Evidence & guidelines

Reporting of quantitative PCR is guided by the MIQE recommendations, which specify the minimum information needed for reproducible publication (Bustin et al., 2009). Foundational primary studies describe real-time quantification (Heid et al., 1996), absolute digital quantification (Hindson et al., 2011), and genome-wide copy-number measurement (Kallioniemi et al., 1992).

History

Real-time PCR in the mid-1990s turned amplification from a qualitative into a quantitative tool (Heid et al., 1996), and consensus reporting standards followed a decade later (Bustin et al., 2009).
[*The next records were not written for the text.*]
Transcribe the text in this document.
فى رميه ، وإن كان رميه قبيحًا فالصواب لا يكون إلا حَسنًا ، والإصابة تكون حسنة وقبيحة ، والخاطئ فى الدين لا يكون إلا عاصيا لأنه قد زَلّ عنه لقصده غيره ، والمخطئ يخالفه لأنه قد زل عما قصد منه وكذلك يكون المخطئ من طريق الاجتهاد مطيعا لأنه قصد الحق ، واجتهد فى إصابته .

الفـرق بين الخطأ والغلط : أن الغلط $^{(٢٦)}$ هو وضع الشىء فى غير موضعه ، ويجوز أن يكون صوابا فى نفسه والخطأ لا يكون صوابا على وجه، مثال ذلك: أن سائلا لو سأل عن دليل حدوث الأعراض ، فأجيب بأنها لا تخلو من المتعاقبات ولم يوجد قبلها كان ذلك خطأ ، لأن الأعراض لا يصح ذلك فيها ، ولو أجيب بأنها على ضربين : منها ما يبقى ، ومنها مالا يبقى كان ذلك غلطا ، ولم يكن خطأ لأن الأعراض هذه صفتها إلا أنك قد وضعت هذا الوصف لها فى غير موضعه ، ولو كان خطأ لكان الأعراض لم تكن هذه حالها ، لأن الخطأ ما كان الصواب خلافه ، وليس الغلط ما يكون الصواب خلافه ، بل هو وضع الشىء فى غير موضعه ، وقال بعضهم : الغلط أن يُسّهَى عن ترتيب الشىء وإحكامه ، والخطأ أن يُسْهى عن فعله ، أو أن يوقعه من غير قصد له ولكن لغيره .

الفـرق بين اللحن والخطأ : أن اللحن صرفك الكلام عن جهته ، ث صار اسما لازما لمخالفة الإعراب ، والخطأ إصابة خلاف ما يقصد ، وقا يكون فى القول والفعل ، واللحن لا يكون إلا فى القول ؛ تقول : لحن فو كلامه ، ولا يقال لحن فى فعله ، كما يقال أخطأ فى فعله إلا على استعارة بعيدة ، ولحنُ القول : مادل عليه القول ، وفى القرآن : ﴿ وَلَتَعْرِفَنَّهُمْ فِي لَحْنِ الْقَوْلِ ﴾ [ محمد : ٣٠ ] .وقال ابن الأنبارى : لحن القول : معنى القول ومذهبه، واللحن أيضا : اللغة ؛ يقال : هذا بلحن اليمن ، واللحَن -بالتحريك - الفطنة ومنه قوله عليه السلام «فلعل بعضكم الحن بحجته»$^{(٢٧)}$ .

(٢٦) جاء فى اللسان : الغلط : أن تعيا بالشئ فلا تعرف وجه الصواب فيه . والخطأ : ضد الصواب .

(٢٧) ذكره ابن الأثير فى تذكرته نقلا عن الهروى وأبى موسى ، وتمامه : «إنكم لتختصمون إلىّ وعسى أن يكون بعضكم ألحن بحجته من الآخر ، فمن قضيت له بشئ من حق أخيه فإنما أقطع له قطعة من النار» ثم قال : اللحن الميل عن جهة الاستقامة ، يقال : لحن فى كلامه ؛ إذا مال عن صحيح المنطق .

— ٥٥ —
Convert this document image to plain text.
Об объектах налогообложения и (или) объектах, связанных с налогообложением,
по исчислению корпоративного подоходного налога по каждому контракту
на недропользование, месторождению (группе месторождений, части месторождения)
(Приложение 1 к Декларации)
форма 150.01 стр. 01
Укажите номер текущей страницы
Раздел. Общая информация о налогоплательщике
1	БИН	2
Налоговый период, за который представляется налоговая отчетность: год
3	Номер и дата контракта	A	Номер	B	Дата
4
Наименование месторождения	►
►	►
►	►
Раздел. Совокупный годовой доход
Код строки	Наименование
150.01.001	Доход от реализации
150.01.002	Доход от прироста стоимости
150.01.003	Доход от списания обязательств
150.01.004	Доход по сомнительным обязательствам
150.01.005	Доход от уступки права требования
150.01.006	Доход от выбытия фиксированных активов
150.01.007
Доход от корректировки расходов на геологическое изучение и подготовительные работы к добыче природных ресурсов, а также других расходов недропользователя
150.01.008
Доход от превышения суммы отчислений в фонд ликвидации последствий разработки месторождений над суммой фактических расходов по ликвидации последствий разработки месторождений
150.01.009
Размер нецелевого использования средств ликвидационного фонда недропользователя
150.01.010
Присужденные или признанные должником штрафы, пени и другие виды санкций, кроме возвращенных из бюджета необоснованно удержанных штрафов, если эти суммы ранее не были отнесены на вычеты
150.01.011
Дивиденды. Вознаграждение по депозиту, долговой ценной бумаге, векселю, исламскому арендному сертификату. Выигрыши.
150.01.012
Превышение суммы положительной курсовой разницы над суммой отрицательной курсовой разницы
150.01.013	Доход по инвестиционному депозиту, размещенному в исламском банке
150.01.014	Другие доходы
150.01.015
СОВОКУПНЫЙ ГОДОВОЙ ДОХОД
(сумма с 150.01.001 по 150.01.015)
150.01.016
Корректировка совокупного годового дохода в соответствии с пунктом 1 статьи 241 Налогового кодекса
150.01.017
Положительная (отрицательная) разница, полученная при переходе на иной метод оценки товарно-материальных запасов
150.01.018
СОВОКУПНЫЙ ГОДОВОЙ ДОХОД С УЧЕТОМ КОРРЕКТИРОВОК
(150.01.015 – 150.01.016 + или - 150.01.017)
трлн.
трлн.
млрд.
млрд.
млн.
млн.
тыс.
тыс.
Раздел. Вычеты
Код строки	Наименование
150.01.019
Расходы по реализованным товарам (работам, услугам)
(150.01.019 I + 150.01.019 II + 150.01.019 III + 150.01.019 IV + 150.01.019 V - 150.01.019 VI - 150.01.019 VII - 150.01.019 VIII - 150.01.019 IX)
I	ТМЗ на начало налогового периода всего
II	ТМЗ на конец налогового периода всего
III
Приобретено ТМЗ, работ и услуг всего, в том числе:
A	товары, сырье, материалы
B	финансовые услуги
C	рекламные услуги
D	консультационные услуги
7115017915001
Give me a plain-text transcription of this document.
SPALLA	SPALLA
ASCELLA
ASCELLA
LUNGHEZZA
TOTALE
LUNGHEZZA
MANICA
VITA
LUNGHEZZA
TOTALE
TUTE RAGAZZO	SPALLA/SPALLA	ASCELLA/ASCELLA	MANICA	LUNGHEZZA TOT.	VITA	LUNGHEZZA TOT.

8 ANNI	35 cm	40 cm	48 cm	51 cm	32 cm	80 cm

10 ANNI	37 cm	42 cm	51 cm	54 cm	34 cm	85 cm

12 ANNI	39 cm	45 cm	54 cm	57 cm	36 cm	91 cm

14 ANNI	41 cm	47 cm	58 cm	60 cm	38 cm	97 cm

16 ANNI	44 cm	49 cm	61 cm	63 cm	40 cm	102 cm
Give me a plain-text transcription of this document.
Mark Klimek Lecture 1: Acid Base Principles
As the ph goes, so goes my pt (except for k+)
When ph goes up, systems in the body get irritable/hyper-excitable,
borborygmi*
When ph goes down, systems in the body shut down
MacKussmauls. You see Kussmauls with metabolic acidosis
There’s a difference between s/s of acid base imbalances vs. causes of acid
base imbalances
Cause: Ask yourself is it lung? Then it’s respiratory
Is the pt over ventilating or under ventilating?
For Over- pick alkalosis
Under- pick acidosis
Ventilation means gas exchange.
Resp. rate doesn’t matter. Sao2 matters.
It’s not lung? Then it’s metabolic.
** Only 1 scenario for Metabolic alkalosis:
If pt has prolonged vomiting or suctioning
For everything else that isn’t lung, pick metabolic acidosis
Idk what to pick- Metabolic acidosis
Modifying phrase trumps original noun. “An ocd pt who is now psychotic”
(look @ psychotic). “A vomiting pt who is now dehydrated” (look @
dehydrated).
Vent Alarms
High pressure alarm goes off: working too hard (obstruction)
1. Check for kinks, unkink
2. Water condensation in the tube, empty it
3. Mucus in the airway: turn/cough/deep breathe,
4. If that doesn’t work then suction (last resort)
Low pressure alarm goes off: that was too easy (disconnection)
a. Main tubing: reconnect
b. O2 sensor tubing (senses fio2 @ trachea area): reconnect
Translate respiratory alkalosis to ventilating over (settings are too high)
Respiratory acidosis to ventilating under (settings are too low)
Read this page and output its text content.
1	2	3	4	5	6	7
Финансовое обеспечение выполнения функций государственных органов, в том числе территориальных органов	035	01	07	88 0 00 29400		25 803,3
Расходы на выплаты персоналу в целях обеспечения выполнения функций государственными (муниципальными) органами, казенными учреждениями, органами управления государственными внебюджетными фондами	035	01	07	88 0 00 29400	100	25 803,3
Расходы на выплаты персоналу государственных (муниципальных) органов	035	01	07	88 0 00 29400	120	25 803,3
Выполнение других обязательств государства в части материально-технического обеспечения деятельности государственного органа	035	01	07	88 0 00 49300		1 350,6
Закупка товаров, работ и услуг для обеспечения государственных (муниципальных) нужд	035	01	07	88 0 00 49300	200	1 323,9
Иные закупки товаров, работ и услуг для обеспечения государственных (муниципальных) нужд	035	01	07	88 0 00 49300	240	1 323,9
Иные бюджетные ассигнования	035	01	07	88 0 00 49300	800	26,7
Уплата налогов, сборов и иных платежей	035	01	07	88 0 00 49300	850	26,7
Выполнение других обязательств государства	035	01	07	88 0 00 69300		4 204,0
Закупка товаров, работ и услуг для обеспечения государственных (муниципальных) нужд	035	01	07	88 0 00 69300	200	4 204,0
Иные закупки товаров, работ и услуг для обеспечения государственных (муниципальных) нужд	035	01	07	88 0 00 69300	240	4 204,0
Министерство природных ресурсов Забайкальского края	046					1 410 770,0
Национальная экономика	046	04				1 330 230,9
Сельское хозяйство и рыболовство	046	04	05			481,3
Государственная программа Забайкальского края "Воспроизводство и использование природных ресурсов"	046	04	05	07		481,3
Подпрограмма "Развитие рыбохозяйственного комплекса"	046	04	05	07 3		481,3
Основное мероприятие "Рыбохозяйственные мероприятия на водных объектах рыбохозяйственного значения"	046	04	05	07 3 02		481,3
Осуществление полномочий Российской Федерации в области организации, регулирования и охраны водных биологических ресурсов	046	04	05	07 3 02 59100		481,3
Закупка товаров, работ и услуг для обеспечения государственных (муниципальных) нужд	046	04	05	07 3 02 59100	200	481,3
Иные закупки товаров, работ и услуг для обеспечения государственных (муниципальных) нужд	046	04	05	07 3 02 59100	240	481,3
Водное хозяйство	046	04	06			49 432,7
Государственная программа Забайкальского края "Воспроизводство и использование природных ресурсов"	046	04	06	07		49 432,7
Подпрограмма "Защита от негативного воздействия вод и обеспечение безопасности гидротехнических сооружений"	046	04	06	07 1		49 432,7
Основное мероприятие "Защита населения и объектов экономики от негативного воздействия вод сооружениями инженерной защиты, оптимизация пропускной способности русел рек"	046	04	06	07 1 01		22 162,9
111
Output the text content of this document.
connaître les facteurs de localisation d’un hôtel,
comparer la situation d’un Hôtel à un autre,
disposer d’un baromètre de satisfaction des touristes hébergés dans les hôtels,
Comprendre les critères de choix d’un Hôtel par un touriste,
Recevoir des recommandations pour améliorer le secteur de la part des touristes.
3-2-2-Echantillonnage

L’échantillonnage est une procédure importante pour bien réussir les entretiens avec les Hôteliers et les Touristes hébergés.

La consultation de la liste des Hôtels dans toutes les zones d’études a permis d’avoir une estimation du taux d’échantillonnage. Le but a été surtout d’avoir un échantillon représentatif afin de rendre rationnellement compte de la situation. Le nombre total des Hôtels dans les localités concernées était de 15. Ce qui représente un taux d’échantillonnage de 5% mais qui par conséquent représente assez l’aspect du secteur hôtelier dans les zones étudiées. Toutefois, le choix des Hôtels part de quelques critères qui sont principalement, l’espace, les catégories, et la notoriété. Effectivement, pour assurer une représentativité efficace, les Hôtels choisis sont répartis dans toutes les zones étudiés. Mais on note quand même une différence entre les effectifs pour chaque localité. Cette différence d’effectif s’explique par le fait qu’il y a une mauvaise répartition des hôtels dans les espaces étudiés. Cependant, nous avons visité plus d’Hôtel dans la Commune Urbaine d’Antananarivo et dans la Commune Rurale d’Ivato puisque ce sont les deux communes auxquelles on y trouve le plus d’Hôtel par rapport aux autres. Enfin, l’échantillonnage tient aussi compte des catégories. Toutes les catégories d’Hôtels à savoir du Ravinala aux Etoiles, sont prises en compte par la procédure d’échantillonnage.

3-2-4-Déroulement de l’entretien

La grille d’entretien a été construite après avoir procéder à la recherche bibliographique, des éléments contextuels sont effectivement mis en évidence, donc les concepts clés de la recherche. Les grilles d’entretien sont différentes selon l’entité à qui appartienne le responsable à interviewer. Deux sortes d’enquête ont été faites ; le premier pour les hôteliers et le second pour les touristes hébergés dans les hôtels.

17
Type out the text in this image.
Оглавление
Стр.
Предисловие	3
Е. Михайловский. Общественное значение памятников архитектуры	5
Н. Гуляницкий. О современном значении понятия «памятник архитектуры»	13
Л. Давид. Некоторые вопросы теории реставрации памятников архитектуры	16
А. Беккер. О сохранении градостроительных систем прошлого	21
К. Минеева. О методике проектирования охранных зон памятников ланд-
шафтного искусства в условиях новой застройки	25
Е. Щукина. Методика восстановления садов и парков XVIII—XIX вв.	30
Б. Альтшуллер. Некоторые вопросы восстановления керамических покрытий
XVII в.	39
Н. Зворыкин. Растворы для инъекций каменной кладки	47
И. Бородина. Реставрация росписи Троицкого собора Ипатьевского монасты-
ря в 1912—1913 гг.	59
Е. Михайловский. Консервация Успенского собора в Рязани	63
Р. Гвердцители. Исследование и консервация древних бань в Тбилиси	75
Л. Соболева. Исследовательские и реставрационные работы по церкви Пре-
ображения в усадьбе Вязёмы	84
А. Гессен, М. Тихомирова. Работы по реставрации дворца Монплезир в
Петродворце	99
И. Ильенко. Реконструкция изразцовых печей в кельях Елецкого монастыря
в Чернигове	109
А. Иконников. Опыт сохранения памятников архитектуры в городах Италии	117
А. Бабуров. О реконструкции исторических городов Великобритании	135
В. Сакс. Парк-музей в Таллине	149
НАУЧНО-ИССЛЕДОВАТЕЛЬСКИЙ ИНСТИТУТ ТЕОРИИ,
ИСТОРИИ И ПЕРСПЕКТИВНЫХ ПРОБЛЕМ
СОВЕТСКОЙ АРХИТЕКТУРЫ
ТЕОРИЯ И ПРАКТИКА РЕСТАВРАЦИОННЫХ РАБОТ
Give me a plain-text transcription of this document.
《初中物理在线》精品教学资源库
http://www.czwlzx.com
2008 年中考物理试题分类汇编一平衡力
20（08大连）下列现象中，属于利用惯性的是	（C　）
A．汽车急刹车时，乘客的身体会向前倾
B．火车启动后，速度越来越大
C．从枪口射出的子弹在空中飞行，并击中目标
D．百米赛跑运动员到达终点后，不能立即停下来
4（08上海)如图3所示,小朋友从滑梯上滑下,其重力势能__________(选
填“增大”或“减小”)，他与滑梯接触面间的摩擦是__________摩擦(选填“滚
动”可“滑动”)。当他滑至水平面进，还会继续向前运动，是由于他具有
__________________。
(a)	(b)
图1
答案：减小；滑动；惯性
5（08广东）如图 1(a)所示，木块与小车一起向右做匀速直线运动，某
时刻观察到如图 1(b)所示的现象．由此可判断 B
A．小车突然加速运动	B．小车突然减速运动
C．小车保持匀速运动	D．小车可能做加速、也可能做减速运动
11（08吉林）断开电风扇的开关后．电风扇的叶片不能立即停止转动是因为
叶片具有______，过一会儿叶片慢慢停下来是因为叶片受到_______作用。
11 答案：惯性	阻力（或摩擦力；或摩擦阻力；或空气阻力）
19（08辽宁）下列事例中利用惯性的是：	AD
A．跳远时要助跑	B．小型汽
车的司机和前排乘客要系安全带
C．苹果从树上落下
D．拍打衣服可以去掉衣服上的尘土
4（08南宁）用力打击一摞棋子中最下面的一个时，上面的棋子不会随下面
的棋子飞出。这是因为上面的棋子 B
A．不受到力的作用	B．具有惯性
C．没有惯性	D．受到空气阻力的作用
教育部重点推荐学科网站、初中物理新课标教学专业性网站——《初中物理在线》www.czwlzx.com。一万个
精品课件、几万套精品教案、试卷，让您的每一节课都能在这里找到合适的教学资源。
Digital PCR, and especially droplet digital PCR, then enabled absolute counting of molecules with high precision (Hindson et al., 2011), while copy-number assessment evolved from comparative genomic hybridization toward array- and sequencing-based methods (Kallioniemi et al., 1992).

Key figures

Christian Heid
Stephen Bustin
Benjamin Hindson

Seminal works

heid-1996
hindson-2011
bustin-2009

Frequently asked questions

How does digital PCR differ from real-time quantitative PCR?: Real-time PCR estimates the starting amount of target from how early the fluorescent signal crosses a threshold, usually relative to a standard, whereas digital PCR partitions the sample and counts positive compartments to give an absolute molecule count without a standard curve.
What does copy-number assessment measure?: It determines how many copies of a particular genomic region are present relative to a reference, identifying amplifications (gains) or deletions (losses) of that region.